J’ai lu ce livre de Ferghane Azihari, publié en début d’année 2026, aux éditions Les Presses de la Cité. Tous ceux qui entendent combattre la montée guerrière ouverte ou cachée de l’islam dans nos sociétés, les collusions avec les gauches, donc ce que l’on nomme l’islamo-gauchisme, les dérives wokistes et anti-occidentales, anticolonialistes, doivent impérativement le lire.
J’ai l’ai lu le crayon à la main, tant les références historiques, politiques, littéraires, philosophiques, religieuses sont denses et pénétrantes. 330 pages, outre les notes, aucune longueur, un plaidoyer impitoyable contre l’islam, venant d’un homme d’origine comorienne et de tradition musulmane, on ne pouvait pas tomber mieux, si j’ose employer cette expression.
Il commence fort et ne lâche jamais sa proie « La religion de Mahomet ...semble condamner à un esclavage éternel, à une incurable stupidité, toute cette vaste portion de la terre où elle a étendu son empire », comme le proclamait Condorcet en 1795, dans l’esquisse d’un tableau historique des progrès de l’esprit humain. Tout est à l’avenant, dans une démonstration implacable et parfaitement documentée. Rien n’est gratuit, jeté à l’encan, tout est parfaitement construit et démontré.
La schizophrénie de l’islam est mise à jour. Cette religion a conquis des contrées très avancées, politiquement, culturellement, religieusement, comme la Perse, l’actuelle Syrie, une partie de l’Inde, le Croissant fertile, le Moyen-Orient, une partie de l’Europe, où régnaient le christianisme, le bouddhisme, le zoroastrisme, la civilisation gréco-romaine, des civilisations flamboyantes, qui ont été dévastées, telle l’arrivée massive d’une nuée de criquets.
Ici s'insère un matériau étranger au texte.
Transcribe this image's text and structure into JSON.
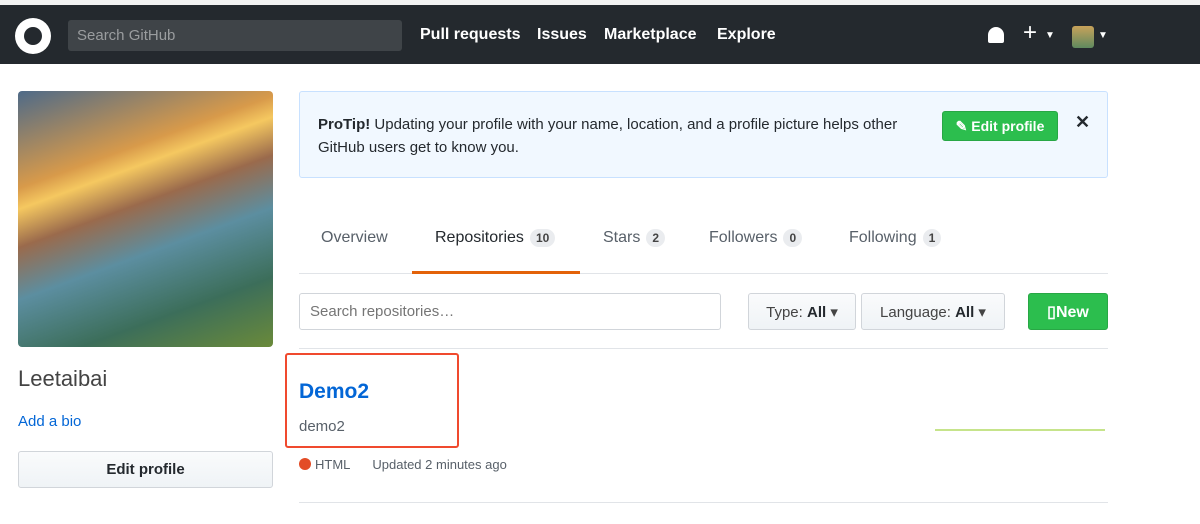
{
  "header": {
    "search_placeholder": "Search GitHub",
    "links": [
      "Pull requests",
      "Issues",
      "Marketplace",
      "Explore"
    ]
  },
  "profile": {
    "name": "Leetaibai",
    "add_bio": "Add a bio",
    "edit_profile": "Edit profile"
  },
  "protip": {
    "title": "ProTip!",
    "text": " Updating your profile with your name, location, and a profile picture helps other GitHub users get to know you.",
    "button": "Edit profile",
    "close": "✕"
  },
  "tabs": [
    {
      "label": "Overview"
    },
    {
      "label": "Repositories",
      "count": "10"
    },
    {
      "label": "Stars",
      "count": "2"
    },
    {
      "label": "Followers",
      "count": "0"
    },
    {
      "label": "Following",
      "count": "1"
    }
  ],
  "filters": {
    "search_placeholder": "Search repositories…",
    "type_label": "Type:",
    "type_value": "All",
    "language_label": "Language:",
    "language_value": "All",
    "new_button": "New"
  },
  "repos": [
    {
      "name": "Demo2",
      "description": "demo2",
      "language": "HTML",
      "language_color": "#e34c26",
      "updated": "Updated 2 minutes ago"
    }
  ]
}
Et de plus, « une partie de l’immigration musulmane en Europe souffre d’oikophobie, la haine de l’endroit où l’on vit », comme l’a justement observé le grand écrivain espagnol Arturo Pérez-Reverte dans Le Figaro du 2 septembre 2024. Détester ceux qui vous ont accueilli, ce paradoxe permanent et si prégnant. Car les invasions musulmanes ont procédé strictement comme le contraire de la conquête romaine, à savoir « la lente altération, avant disparition, des civilisations antiques, gréco-romaines, et orientales...la complaisance européenne face à cet obscurantisme n’en est que plus consternante ». Détruire par la conquête, sans jamais rien amalgamer.
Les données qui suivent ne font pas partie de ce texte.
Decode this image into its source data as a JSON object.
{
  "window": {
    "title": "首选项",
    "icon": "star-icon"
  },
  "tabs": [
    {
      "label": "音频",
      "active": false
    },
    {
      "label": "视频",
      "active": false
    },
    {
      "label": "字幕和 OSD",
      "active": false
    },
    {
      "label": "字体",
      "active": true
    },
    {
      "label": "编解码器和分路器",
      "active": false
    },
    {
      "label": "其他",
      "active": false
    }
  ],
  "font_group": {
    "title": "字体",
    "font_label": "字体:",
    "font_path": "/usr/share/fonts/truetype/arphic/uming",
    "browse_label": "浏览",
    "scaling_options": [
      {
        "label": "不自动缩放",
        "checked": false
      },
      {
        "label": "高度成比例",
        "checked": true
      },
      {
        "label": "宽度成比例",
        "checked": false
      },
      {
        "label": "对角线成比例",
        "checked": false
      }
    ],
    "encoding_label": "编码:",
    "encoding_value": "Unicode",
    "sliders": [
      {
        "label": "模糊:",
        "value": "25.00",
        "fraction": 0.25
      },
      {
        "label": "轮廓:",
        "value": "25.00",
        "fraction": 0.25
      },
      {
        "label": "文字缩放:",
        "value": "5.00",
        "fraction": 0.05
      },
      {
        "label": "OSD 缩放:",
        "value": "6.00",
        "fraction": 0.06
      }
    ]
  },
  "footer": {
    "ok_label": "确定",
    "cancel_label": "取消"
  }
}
Quant à l’islam des lumières, il vaut mieux l’oublier, en faire son deuil. « Aussi cet islam des Lumières dont les conteurs nous rebattent les oreilles, est-il aussi illusoire qu’un stalinisme à visage humain », « car le message de l’islam n’est pas l’œuvre d’un dieu, mais celle de faussaires ayant vécu entre l’Antiquité tardive et le Moyen Âge, dans les environs de la péninsule arabique, » « la linguistique, l’histoire critique, la philologie, l’archéologie, sont...autant de domaines qui contredisent l’idée religieuse que le coran serait un texte parfait et divin » comme nous l’enseignait l’immense anthropologue Claude Lévi-Strauss, dans Tristes tropiques.
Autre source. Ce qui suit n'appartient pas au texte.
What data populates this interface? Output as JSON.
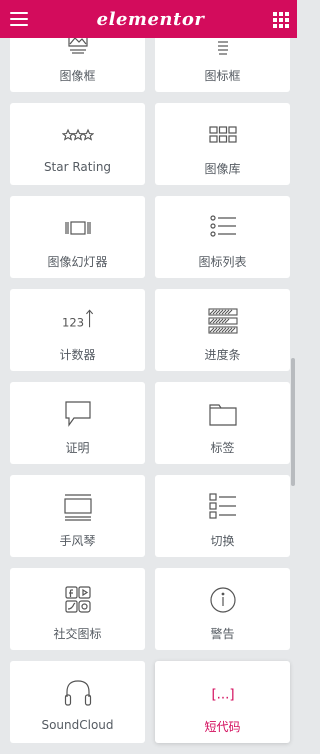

Ferghane Azihari nous le répète inlassablement, ce qu’entendent totalement occulter les musulmans : « L’Orient n’a pas toujours été musulman. Il gagnerait à ouvrir les yeux sur le cataclysme que fut l’irruption des disciples de Mahomet, qui l’ont dérobé à des mondes plus raffinés ». Car, « les écrits musulmans n’ont cessé de falsifier l’histoire des Arabes pour persuader que l’islam fut prêché à des nations arriérées », tel que nous l’apprend Christian Robin en étudiant le Yémen et l’Arabie avant l’arrivée de l’islam. Du temps des grecs par exemple, Gaza était parée de vignes opulentes, une ville distinguée qui compte tenu de ses richesses, expédiait en Syrie et en Égypte, un vin de bonne qualité, in Catherine Saliou : Le proche orient de Pompée à Muhammad, Ier siècle avant JC-VIIe siècle après JC. C’était déjà la conception d’un dénommé Ibn Khaldoun au XIVe siècle, qui dénonçaient les ruines et les désolations provoquées par des Arabes musulmans en Irak, en Syrie, en Afrique et dans le Maghreb (page 192).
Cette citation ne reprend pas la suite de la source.